Some "experts" are saying that this will peak next year. I guess that depends on how one defines "peak" in this context.
Allow me to fold my "Oil imports are in terminal decline" argument in with Real Estate is not done getting trashed just yet. While Oil imports are down 10.4% this year from 2008, imports during the most recent 4 week period are down 19.3% when compared to the same 4 week period from last year.
Maybe that is a one off, an outlier, a sigma 6 event... or maybe it isn't. In fact, the last 4 weeks Oil imports have been lower than I posted would be the worst case for 2010... that is, if the rate of decline remained unchanged. If total petroleum supplied to the US economy does in fact fall by 30%+ from 2006 to 2014, said supply constraint would bite deeply into gasoline supplies necessary for commuting - something that has not happened yet (while total petroleum supplies have fallen over 10% peak-to-date, the effects have been felt almost entirely in distillate fuels for commercial applications such as trucking, air travel, and industrial consumption). In other words, both residential AND commercial properties at either end of the commuting distribution model would go to ZERO value. After all, what is the value of a property you can't get to?
It then follows that a significant write down on the mortgages on these properties is in the offing, over and above the mainstream consensus of write downs coming due to the slow pace of loss recognition. This also means that the need for ANY new construction, as well as the need for a single new car, is ZERO - which does not bode well for "job growth", now does it?
This is where it gets tricky. The above described scenario is very deflationary. Maybe. Yes, the contraction in debts written off is certainly deflationary - but does the money supply contract faster than the GDP contraction? If not, that would be inflationary, wouldn't it? See why you can't get a straight answer from anybody on this issue? And I am giving you the simple version.

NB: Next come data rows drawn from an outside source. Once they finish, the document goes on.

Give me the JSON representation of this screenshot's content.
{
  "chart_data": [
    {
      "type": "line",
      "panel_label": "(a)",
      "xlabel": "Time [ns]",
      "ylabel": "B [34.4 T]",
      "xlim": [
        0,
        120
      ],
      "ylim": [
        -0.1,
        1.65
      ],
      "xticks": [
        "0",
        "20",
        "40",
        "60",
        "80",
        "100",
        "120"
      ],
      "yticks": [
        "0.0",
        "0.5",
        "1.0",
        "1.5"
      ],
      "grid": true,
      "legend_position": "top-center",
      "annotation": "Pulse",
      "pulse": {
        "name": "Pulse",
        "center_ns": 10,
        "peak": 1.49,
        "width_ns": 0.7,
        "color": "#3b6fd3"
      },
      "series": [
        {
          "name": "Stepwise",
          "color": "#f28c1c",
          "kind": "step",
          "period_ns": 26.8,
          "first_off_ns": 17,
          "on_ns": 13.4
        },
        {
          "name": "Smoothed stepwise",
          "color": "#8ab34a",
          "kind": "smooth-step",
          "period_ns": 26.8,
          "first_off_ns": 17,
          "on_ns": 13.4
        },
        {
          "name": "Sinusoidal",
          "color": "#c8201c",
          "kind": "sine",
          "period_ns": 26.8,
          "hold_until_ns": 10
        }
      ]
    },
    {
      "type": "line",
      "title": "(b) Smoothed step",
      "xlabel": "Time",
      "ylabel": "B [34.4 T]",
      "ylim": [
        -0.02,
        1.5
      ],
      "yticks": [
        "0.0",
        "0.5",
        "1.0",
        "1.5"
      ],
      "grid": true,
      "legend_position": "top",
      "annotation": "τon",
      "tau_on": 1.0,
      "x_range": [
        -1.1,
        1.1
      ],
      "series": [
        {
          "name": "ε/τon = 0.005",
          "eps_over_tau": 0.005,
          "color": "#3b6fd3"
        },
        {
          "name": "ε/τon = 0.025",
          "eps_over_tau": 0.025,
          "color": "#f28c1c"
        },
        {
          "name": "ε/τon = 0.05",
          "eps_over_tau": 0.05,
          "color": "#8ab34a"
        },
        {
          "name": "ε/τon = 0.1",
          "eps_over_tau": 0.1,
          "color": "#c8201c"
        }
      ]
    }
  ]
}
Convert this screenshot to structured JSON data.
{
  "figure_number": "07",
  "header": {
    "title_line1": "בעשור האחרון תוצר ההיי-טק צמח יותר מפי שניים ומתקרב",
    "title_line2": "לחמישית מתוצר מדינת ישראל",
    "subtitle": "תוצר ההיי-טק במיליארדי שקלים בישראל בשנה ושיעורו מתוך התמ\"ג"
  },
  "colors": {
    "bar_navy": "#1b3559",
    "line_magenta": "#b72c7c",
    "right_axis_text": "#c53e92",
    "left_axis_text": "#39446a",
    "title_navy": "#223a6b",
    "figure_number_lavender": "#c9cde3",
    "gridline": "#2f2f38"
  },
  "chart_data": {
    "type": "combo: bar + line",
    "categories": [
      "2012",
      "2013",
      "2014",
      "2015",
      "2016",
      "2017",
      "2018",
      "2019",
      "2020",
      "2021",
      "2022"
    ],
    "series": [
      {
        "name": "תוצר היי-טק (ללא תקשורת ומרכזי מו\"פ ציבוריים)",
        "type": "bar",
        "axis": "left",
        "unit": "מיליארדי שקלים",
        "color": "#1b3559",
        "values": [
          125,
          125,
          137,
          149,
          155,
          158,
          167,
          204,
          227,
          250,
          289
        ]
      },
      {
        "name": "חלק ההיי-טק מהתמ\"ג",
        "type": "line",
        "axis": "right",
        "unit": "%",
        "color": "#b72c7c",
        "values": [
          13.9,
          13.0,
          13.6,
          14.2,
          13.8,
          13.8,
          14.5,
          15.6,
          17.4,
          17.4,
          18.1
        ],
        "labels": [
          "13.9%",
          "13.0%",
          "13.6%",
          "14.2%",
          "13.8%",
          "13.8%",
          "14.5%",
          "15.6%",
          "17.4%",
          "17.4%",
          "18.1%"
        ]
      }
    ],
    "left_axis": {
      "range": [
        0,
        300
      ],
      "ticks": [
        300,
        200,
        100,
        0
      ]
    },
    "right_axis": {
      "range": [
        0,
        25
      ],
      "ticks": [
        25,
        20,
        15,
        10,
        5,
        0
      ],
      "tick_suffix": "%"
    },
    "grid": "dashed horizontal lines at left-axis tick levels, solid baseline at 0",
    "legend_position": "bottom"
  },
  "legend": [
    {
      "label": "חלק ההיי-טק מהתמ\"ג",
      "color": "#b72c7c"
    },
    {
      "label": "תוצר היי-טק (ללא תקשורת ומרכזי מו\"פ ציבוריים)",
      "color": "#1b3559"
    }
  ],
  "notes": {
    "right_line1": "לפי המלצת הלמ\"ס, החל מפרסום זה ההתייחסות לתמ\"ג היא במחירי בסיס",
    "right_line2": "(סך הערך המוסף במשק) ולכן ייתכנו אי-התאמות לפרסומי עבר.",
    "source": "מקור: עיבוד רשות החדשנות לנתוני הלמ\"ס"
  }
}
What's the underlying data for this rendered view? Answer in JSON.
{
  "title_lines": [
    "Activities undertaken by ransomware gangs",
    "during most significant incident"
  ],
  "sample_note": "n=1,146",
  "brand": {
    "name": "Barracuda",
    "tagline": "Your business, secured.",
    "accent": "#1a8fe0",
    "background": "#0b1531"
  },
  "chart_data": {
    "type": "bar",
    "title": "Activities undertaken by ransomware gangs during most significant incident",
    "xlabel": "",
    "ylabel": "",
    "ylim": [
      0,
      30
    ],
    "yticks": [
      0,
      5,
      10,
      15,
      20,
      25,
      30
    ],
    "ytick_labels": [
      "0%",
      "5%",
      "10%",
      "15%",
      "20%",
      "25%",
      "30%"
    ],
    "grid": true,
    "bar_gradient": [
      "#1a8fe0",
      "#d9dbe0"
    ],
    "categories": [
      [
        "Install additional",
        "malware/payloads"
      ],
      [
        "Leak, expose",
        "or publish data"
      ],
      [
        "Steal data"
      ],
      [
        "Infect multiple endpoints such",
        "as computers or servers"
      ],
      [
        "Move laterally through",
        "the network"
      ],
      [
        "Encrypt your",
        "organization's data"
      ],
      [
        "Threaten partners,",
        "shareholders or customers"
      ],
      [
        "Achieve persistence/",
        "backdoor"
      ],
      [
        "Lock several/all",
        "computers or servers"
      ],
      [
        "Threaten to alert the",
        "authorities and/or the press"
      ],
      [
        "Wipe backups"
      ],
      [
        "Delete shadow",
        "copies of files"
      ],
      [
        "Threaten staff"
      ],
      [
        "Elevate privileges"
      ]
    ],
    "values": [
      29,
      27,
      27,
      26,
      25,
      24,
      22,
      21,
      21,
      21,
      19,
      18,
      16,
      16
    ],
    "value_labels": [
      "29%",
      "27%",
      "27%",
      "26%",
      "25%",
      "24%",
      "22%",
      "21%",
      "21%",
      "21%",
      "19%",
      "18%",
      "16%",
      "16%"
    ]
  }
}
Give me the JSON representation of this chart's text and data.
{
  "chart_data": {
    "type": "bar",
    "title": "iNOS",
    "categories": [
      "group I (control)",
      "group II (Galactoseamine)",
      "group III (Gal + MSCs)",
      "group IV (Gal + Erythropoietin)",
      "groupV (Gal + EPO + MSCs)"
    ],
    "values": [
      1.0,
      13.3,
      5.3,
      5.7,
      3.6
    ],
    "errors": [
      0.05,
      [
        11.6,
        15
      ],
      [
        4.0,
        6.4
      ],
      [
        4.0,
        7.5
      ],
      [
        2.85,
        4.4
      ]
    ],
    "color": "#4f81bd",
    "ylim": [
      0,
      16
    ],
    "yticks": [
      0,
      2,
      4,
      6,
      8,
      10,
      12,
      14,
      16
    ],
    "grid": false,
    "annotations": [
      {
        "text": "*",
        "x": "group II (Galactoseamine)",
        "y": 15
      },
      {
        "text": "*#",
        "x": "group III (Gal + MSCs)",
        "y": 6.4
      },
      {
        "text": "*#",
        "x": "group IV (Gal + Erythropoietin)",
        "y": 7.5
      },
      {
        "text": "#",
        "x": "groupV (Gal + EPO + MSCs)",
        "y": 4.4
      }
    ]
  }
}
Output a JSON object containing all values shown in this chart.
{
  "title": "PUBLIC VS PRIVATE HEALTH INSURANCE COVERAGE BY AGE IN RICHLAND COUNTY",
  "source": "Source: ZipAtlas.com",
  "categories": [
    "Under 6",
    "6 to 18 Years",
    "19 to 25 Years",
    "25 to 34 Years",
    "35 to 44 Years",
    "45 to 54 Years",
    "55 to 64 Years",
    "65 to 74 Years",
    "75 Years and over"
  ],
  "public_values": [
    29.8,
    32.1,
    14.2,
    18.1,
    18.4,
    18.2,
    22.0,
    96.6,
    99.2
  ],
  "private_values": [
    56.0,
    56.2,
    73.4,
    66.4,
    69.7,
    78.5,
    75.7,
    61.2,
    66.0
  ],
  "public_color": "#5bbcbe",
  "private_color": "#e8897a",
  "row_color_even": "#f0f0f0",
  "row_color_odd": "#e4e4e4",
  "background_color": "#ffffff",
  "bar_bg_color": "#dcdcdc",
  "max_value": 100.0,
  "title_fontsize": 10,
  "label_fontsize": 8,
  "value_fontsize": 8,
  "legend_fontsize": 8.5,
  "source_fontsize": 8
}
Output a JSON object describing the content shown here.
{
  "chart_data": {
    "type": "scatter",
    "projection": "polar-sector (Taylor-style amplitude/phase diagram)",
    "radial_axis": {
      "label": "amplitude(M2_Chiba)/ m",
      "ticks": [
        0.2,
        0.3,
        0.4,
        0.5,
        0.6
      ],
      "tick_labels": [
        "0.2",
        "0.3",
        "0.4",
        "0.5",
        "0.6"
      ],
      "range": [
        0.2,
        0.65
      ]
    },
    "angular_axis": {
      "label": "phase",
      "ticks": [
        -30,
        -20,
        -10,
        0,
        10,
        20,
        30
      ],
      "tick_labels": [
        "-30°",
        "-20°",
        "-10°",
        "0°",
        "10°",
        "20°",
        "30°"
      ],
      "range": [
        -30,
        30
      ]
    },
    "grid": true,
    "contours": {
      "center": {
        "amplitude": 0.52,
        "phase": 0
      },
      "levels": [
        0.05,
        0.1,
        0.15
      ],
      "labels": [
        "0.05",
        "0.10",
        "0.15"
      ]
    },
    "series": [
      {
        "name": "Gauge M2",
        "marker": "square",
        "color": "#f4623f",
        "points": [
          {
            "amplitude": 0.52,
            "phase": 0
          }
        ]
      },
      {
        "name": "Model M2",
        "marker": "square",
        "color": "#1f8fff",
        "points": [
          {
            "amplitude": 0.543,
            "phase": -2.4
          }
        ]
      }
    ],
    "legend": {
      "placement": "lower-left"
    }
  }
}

In the 1930's people did not have enough money for food while farmers were dumping milk, slaughtering pigs, and sowing grain into the dirt in an effort to force prices high enough so that they could farm profitably. This was due to the extreme contraction in credit and money supply. This is no exaggeration.
While "Tech" has diversified the U.S. economy somewhat, the chant "Housing-Autos, Housing Autos, Housing Autos" still plays in the collective head our economy. We built our economic system based on the expansion of debt to fund these 2 industries, industries that will not exist as we knew them in an era of Oil supply contraction. So what are the banks going to lend against? Will we once again wind up with folks without enough money to buy food while farmers cannot earn enough to keep farming? Wait! Isn't that what is happening RIGHT NOW?
Its all about Oil imports. Either they continue to decline, or they do not.